At the kind invitation of Chuck Eckman, the dean of libraries and university librarian at the University of Miami, I gave a presentation about ‘Philosophy of Childing’ on Friday. Again the theme was education — in this case, how is it that children’s natural learning powers and passions are all too often squelched?
The intimate setting allowed for some great given and takes among the diverse participants. There were quite some luminaries on hand to weigh in, including Harvey Siegel, philosopher of education from Harvard, Allan Casebier, phenomenologist and philosopher of film (who is a big fan of Socrates Cafe and paved the way for my visit, Isaac Prilleltensky, the university’s dean of the department of education (and a sponsor of my visit). Many lamented how their kids’ inborn curiosity was showing signs of, not of decline, but of ‘squelching,’ which they attributed in part to the kind of rigid and stress-filled education given to kids (thrust upon them) these days.

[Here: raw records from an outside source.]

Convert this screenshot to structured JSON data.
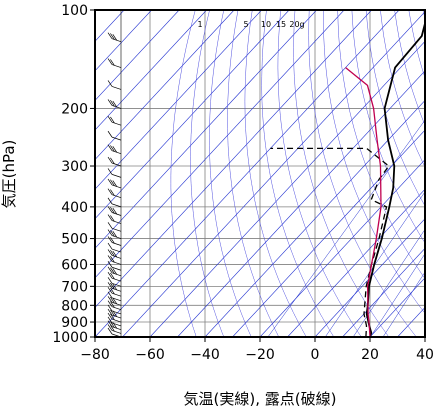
{
  "chart_data": {
    "type": "line",
    "subtype": "skew-t log-p sounding",
    "title": "",
    "xlabel": "気温(実線), 露点(破線)",
    "ylabel": "気圧(hPa)",
    "xlim": [
      -80,
      40
    ],
    "ylim": [
      1000,
      100
    ],
    "y_scale": "log",
    "x_ticks": [
      -80,
      -60,
      -40,
      -20,
      0,
      20,
      40
    ],
    "x_tick_labels": [
      "−80",
      "−60",
      "−40",
      "−20",
      "0",
      "20",
      "40"
    ],
    "y_ticks": [
      1000,
      900,
      800,
      700,
      600,
      500,
      400,
      300,
      200,
      100
    ],
    "y_tick_labels": [
      "1000",
      "900",
      "800",
      "700",
      "600",
      "500",
      "400",
      "300",
      "200",
      "100"
    ],
    "mixing_ratio_labels": [
      "1",
      "5",
      "10",
      "15",
      "20g"
    ],
    "grid": true,
    "series": [
      {
        "role": "temperature",
        "style": "solid",
        "color": "#000000",
        "points": [
          {
            "p": 1000,
            "t": 20
          },
          {
            "p": 970,
            "t": 19
          },
          {
            "p": 925,
            "t": 16
          },
          {
            "p": 850,
            "t": 11
          },
          {
            "p": 800,
            "t": 8.5
          },
          {
            "p": 700,
            "t": 2.5
          },
          {
            "p": 600,
            "t": -3
          },
          {
            "p": 500,
            "t": -9
          },
          {
            "p": 400,
            "t": -17
          },
          {
            "p": 350,
            "t": -22
          },
          {
            "p": 300,
            "t": -29
          },
          {
            "p": 250,
            "t": -40
          },
          {
            "p": 200,
            "t": -52
          },
          {
            "p": 150,
            "t": -62
          },
          {
            "p": 120,
            "t": -63
          },
          {
            "p": 110,
            "t": -66
          },
          {
            "p": 100,
            "t": -69
          }
        ]
      },
      {
        "role": "dewpoint",
        "style": "dashed",
        "color": "#000000",
        "points": [
          {
            "p": 1000,
            "t": 18.5
          },
          {
            "p": 925,
            "t": 15
          },
          {
            "p": 850,
            "t": 10
          },
          {
            "p": 700,
            "t": 1.5
          },
          {
            "p": 600,
            "t": -4
          },
          {
            "p": 500,
            "t": -10
          },
          {
            "p": 400,
            "t": -18
          },
          {
            "p": 380,
            "t": -26
          },
          {
            "p": 330,
            "t": -30
          },
          {
            "p": 300,
            "t": -31
          },
          {
            "p": 265,
            "t": -45
          },
          {
            "p": 265,
            "t": -80
          }
        ]
      },
      {
        "role": "parcel path",
        "style": "solid",
        "color": "#c0004f",
        "points": [
          {
            "p": 1000,
            "t": 20
          },
          {
            "p": 925,
            "t": 16
          },
          {
            "p": 850,
            "t": 11.5
          },
          {
            "p": 700,
            "t": 2
          },
          {
            "p": 600,
            "t": -4
          },
          {
            "p": 500,
            "t": -11
          },
          {
            "p": 400,
            "t": -20
          },
          {
            "p": 300,
            "t": -34
          },
          {
            "p": 250,
            "t": -44
          },
          {
            "p": 200,
            "t": -56
          },
          {
            "p": 170,
            "t": -66
          },
          {
            "p": 150,
            "t": -80
          }
        ]
      }
    ],
    "wind_barb_pressures": [
      1000,
      975,
      950,
      925,
      900,
      875,
      850,
      825,
      800,
      775,
      750,
      725,
      700,
      675,
      650,
      625,
      600,
      575,
      550,
      525,
      500,
      475,
      450,
      425,
      400,
      375,
      350,
      325,
      300,
      275,
      250,
      225,
      200,
      175,
      150,
      125,
      100
    ],
    "colors": {
      "grid": "#808080",
      "isotherm": "#2030d0",
      "adiabat": "#5050e0",
      "frame": "#000000"
    }
  }
}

One professor shared how she went to great lengths to get permission for her young daughter to turn in some incomplete homework assignments so she would have time to eat meals, and even (heaven forbid) for a bit of relaxation in the park after school.
I shared that we pulled our oldest daughter, who was being ‘tested’ week in and week out starting with her first month of first grade, and was given few opportunities for creative learning, out of the Philadelphia school system — and now she is thriving, back to her curious, inquisitive self.
Professor Casebier said a friend of his who was principal of a school turned kids’ learning outcomes around dramatically by doing something that he said sounded radically out of the ordinary except, he said, to me — he said I was the only person who guessed correctly that this principal’s solution was to start the school day with…..recess. Yes, recess. Play. To start their day with pure unadulterated joyful play.
I write a lot about play in Philosophy of Childing, and what constitutes the best kinds of play for kids, and for adults. Indeed, there’s a full chapter devoted to it. Here’s how I launch into the inquiry on play in my book:
The word play has always been connected to the world of make-believe. At its origins, though, this world was as much the province as adults as it was children. In England of old, playing was a special occasion for one and all. As the poet and scholar John Milton put it in 1638, “young and old come forth to play on a sunshine holiday.” Today, the kind of unfettered play in which you let your imagination loose of all strictures is associated mostly with children.
The United Nations High Commission for Human Rights recognizes play as the right of every child. Should play also be the right of every adult, of every human being, if we are to continue growing a sound mind and body? What kinds of play make for a happy and healthy child? How about a happy and healthy adult? If we don’t tend to our playful side, can we continue to ‘child’ in as rich and manifold a way as we otherwise might?
Bottom line for the inquiry at University of Miami: I pointed out that the most successful thinkers of all sorts tend to have a decidedly playful element to their work, and that in Florence of old this was par for the course for everyone from Leonardo da Vinci to Michelangelo.
As is the case with most kids, when given the right learning conditions, my daughter Cali needs little to no prompting or prodding to do any coursework, because it is of a joyful sort that sets her on a course to be a lifelong learner, thinker, questioner, doer with a civic conscience.